Hepburn Shire Mayor Cr Tim Drylie said it was a long lead time reaching the decision. “It certainly wasn’t an easy decision and we all sought a lot of advice to make sure we were on the right track. Because of the Federal Government reforms coming in next year, we had no choice as it is (the delivery model) moving to an open market model. As a small council we were not in a position to fill the void in service delivery required.”
Cr Drylie said staff had been fully engaged with and would be offered redundancy packages, would be able to apply for other positions available with the council and also had the choice to work with the chosen provider. He said many staff members were nearing retirement age.
However, The Local was contacted by a number of service recipients and carers who said the consultation process was inadequate, with one resident saying she was not informed during that process.
Wheatsheaf resident Loris Duclos, an aged care nurse with more than 30 years’ experience, has cared for her mother and mother in-law, navigating privatised aged care models. She called the decision appalling.
“I think the councillors have sold out our most vulnerable residents. I had hoped the councillors would stand up and have a backbone,” she said.
“I have seen first-hand how inadequate a privatised model is. My mother has to go through accreditation processes every six months and only gets a few hours a fortnight in care. She still pays $100 a week in administration costs and now with staff shortages in her area, she doesn’t even have a case manager.
“Elected representatives are there to stand up, step outside their areas of interest and form their own views. Not simply do what they are told by council officers,” she said.
While a number of councils across the state have already outsourced aged and disability services, there are councils who will continue to deliver the services under the reforms.
The council has stated it will “act as an advocate for the needs of the community and will hold accountable Commonwealth and State Governments and the appointed home support providers for the delivery of quality services to the Hepburn community”.


Cornelia Kimstra, pictured, is 86. She lives independently in her own home in Daylesford with her beloved dog Daisy. She lost her husband 13 years ago and relies heavily on council services.
Cornelia is one of many elderly residents in the shire concerned about the decision to privatise the current services.
“My carer has been coming here for many years. She knows me, knows what I need and always asks me if I need anything else. She is more than a carer to me. When my late husband Klaas was alive, it was the services and the carers that we knew that helped us manage in our own home,” she said.
Cornelia was one of the founding members of the Daylesford U3A. She and Klaas helped start the Daylesford Men’s Shed, and she was a national advocate for euthanasia reforms at a parliamentary level. Cornelia has donated thousands of hours to volunteer work and says she deserves better after paying rates for 30 years.
Neighbour and community welfare advocate Michelle Clifford labelled the decision disgusting and abhorrent, and believes it will cost people’s quality of life.
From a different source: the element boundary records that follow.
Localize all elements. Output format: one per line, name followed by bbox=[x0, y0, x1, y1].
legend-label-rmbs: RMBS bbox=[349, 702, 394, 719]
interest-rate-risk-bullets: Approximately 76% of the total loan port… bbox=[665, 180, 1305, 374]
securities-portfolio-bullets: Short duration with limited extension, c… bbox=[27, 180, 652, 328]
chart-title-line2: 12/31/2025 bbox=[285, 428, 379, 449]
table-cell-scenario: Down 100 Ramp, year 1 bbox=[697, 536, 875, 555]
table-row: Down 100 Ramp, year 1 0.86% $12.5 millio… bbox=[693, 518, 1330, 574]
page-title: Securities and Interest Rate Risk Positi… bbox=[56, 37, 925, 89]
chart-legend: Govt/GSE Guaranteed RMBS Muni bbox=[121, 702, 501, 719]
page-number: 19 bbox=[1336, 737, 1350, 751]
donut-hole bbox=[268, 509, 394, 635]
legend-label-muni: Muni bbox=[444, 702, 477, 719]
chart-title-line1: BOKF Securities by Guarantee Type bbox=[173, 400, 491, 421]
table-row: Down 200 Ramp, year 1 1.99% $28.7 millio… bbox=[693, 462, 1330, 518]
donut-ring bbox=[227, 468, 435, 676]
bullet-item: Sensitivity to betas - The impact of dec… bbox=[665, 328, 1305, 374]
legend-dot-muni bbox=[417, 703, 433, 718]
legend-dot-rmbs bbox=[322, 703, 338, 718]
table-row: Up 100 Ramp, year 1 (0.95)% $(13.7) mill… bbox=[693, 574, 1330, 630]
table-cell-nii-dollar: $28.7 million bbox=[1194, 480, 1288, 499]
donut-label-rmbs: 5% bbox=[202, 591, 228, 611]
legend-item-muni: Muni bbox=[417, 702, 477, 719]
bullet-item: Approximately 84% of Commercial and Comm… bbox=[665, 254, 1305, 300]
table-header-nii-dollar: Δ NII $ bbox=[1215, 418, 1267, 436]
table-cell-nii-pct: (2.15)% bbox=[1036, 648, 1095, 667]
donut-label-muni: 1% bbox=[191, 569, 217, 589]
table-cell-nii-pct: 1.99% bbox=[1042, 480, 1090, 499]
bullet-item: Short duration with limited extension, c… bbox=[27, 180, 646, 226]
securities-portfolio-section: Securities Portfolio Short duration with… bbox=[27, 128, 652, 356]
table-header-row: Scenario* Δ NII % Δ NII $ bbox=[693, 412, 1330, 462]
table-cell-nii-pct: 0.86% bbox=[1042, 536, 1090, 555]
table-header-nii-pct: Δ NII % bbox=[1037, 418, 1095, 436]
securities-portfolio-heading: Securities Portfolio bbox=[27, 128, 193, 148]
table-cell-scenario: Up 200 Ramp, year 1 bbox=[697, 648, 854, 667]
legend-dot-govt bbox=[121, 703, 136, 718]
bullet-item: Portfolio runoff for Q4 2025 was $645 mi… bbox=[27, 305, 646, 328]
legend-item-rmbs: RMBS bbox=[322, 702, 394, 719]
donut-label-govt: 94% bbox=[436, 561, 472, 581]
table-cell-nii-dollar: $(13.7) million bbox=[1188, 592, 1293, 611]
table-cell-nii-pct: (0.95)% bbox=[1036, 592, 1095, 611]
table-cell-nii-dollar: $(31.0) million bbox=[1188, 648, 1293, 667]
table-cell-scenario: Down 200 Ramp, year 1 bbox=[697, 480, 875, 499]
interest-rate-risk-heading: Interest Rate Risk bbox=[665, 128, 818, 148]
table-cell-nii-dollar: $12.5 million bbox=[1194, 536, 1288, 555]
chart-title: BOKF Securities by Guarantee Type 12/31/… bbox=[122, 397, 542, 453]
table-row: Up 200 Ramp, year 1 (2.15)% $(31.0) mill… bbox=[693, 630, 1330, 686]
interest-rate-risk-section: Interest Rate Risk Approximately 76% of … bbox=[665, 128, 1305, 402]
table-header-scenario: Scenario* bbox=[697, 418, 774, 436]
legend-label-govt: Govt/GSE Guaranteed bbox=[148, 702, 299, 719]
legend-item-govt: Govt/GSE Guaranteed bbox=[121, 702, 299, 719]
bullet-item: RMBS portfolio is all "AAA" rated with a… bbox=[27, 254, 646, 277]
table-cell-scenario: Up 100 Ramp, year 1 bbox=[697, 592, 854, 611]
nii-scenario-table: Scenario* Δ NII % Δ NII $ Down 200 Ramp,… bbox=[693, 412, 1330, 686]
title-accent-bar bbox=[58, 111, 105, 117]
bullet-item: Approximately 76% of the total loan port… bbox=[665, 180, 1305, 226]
“I think it’s abhorrent that the decision was made before the federal election and this decision will only alienate aged and disabled residents. A lot of people don’t like outsiders, (they) feel uncomfortable with a new carer every week,” she said.
“I really believe this decision will cost people’s quality of life. I get that fiscal management is part of council’s game but I don’t feel they even considered their options. There could have been ways to work within the budget and to fill the gap but I guess the money that could have been used was wasted on The Rex.”
Michelle, who ran the Community Op Shop, said groups and services including the Op Shop, Central Highlands Rural Health, Creswick Lions Club and the Good Grub Club will no doubt have increased workloads when a new provider takes over the running of the services.